Authentic Italian Sfogliatelle Recipe

If you have visited the Campania region, then you must have encountered this curious-looking puff pastries called sfogliatelle. And yep, that’s not a typo, no matter how the spellcheck may tell you otherwise. That is really how it’s spelled. As for how you pronounce it, you read it as sfol-ya-tel-le. And what is it exactly? It’s a puff pastry that has about the same texture as a croissant. But its shape is that of a shell or a lobster tail. And it can hold all kinds of yummy filling, such as a simple whipped cream or a special custard mixture with candied peels. Others even have almond paste as filling instead of a creamy custard.


Ingredients
THE DOUGH

  • 500 gr flour
  • 1 tbsp salt
  • 175 ml water more if needed
  • 25 gr honey
  • THE FILLING
  • 450 ml whole milk
  • 100 gr white sugar
  • 1 pinch salt
  • 150 gr semolina flour
  • 500 gr ricotta
  • 1 egg large
  • 1/2 teaspoon vanilla extract
  • 1 pinch cinnamon
  • 50 gr candied orange peel finely chopped

FOR BRUSHING/TOPPING

  • 150 gr unsalted butter or lard
  • Confectioner’s sugar

Instructions

  1. In a large bowl, combine the flour and salt.
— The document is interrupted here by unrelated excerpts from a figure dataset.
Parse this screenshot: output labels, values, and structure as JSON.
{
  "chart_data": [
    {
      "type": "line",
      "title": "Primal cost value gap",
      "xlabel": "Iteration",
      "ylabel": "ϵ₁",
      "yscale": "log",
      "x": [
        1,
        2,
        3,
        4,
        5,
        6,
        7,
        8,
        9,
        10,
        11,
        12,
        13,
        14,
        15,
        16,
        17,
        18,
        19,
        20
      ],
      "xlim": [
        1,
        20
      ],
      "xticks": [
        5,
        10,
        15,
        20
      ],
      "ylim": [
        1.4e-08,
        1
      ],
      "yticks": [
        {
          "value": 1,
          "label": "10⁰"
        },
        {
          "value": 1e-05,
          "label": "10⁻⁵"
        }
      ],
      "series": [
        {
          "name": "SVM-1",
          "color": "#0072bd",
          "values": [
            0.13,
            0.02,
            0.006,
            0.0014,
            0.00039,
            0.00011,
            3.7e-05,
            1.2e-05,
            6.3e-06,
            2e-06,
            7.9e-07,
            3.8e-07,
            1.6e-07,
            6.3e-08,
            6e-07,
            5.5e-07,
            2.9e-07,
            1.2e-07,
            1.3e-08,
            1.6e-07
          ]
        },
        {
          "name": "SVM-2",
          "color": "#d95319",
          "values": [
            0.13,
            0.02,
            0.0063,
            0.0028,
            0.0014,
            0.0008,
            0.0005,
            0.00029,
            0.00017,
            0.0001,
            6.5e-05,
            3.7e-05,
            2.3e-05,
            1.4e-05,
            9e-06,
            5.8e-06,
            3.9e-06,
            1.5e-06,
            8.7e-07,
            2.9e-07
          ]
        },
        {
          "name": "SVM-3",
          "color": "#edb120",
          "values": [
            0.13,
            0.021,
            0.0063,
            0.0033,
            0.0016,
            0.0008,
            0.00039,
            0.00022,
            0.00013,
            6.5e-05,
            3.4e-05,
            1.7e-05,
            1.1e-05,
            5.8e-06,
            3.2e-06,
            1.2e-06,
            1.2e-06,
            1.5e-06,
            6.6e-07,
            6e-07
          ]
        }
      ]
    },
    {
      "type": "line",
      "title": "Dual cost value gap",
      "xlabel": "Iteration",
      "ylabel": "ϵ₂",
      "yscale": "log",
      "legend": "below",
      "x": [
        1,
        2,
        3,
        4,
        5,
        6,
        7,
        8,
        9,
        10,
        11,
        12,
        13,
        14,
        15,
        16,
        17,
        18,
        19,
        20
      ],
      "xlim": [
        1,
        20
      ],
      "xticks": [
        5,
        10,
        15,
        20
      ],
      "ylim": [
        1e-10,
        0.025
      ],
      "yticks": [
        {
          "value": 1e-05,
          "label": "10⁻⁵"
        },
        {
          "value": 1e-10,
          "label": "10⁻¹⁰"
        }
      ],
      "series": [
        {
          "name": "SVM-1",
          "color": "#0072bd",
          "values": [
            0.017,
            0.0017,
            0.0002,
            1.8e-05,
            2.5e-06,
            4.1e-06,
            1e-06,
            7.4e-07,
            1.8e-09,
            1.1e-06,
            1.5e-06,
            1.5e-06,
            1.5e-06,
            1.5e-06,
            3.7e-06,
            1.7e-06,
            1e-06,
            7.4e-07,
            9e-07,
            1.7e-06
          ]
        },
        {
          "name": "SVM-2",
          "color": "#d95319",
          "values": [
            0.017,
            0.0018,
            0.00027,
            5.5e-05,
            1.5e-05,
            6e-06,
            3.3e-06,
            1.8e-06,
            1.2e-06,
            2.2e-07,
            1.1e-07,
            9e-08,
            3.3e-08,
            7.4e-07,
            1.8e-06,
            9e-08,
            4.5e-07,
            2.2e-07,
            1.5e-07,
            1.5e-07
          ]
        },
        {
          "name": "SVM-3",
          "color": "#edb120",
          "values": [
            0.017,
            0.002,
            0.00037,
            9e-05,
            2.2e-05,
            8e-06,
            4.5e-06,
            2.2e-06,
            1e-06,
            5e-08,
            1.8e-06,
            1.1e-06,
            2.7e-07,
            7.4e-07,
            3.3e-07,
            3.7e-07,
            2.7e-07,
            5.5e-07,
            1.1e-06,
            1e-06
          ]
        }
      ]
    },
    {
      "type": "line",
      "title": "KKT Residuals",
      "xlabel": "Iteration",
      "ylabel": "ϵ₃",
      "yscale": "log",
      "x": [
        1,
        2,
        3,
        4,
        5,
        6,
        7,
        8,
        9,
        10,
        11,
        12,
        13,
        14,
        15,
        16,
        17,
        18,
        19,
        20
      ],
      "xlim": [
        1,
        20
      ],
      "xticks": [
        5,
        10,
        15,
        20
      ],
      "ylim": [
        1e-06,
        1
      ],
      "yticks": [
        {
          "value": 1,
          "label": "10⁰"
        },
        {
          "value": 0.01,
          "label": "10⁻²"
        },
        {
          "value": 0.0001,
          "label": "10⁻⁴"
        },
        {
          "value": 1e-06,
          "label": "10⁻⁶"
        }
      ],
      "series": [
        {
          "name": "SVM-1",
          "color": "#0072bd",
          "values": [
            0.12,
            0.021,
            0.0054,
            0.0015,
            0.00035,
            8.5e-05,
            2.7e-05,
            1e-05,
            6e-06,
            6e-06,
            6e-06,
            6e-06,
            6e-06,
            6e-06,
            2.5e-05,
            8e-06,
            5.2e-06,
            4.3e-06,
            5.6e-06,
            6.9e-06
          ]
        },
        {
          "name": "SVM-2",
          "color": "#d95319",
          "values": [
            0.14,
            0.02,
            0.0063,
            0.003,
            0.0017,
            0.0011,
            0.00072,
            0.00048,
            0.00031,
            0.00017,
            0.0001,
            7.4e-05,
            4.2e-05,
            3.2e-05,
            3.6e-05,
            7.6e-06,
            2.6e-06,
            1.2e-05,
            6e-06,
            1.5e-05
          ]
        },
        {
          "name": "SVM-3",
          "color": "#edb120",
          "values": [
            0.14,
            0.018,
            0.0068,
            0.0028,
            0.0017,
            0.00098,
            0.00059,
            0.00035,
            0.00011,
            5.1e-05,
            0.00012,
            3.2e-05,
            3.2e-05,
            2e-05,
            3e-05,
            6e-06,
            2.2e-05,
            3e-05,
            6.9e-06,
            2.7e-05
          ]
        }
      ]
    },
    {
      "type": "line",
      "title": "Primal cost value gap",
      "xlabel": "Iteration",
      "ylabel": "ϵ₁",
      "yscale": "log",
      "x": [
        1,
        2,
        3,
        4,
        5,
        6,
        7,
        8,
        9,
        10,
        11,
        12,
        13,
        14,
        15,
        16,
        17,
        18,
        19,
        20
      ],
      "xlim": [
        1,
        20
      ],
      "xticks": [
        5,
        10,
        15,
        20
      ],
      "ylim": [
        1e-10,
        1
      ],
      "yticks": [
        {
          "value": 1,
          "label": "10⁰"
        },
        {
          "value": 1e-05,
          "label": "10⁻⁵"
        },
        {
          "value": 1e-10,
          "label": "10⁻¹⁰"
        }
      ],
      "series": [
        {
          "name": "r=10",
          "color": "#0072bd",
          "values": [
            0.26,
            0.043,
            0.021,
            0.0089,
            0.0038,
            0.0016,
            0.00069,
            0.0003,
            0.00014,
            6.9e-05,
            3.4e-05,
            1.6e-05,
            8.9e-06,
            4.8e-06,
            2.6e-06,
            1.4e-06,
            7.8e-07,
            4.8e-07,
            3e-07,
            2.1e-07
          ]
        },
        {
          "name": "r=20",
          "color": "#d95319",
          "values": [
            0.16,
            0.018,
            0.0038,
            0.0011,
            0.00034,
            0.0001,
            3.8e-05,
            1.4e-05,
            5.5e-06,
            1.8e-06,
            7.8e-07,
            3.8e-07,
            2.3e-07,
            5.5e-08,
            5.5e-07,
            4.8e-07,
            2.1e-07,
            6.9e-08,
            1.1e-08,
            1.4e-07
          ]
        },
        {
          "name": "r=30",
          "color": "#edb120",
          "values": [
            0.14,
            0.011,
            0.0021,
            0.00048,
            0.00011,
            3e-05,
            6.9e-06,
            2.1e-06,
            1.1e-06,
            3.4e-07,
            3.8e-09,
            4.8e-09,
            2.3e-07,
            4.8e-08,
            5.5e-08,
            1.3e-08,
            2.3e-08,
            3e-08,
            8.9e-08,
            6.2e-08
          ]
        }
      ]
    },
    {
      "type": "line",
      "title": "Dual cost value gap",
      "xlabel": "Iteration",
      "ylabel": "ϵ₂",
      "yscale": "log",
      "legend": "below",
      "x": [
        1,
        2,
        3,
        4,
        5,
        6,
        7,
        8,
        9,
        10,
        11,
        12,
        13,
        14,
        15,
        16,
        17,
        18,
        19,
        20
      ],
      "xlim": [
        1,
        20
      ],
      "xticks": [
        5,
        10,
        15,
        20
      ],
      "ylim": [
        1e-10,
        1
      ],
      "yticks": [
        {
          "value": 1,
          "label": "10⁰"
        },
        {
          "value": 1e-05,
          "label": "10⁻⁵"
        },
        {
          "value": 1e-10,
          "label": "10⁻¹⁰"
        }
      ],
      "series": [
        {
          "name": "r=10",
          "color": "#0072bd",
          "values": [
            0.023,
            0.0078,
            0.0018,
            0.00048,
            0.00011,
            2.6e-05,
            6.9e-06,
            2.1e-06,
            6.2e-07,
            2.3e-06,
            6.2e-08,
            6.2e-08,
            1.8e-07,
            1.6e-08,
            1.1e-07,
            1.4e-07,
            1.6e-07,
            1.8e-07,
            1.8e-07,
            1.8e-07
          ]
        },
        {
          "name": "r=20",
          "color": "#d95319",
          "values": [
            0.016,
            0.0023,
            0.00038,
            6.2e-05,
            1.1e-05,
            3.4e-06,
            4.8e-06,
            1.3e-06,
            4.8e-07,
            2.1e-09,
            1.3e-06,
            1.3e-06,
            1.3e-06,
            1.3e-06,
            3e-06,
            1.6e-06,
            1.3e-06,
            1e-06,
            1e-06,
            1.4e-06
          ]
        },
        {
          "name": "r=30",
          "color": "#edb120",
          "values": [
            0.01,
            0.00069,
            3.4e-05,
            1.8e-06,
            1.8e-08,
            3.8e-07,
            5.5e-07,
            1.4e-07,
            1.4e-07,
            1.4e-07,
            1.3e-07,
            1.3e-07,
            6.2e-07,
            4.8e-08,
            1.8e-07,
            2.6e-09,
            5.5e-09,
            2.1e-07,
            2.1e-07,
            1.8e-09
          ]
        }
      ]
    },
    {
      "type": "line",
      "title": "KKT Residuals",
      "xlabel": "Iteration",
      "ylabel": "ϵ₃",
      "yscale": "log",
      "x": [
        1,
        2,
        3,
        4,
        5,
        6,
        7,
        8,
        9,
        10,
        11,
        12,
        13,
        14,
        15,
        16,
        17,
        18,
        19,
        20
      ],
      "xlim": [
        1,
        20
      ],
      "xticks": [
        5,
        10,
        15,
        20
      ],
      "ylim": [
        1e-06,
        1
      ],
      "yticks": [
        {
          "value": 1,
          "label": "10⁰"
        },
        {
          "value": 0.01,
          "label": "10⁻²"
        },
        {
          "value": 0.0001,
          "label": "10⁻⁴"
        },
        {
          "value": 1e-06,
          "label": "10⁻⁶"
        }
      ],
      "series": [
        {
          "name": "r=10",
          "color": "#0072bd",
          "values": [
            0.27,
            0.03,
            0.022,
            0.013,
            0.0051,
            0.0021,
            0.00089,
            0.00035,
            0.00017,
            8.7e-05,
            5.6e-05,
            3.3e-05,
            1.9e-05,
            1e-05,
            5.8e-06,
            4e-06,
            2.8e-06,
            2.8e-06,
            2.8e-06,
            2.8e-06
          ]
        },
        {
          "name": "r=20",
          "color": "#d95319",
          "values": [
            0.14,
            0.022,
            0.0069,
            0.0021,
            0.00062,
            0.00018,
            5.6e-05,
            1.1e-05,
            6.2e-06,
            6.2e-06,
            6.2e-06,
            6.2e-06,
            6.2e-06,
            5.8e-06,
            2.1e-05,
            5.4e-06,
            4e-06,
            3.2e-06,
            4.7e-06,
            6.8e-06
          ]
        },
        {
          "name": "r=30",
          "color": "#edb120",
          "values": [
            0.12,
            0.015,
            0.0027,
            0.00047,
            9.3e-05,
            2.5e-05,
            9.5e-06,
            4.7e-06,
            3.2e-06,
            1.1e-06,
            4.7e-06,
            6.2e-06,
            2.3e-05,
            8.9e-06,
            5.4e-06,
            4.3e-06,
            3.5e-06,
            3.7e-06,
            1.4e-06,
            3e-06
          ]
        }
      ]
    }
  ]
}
Add water and honey, and then mix to create a stiff dough. Then gradually add water.
  2. Place the dough on the counter and knead until it’s smooth and supple. Wrap in plastic wrap and refrigerate for 30 minutes.
  3. After 30 minutes, split the dough into 4 pieces. Get one piece, then roll through a pasta machine. Roll using the widest setting, then fold in half and roll again. Do the same on each dough. Repeat this process until you create smooth sheets by gradually decreasing the width on each roll.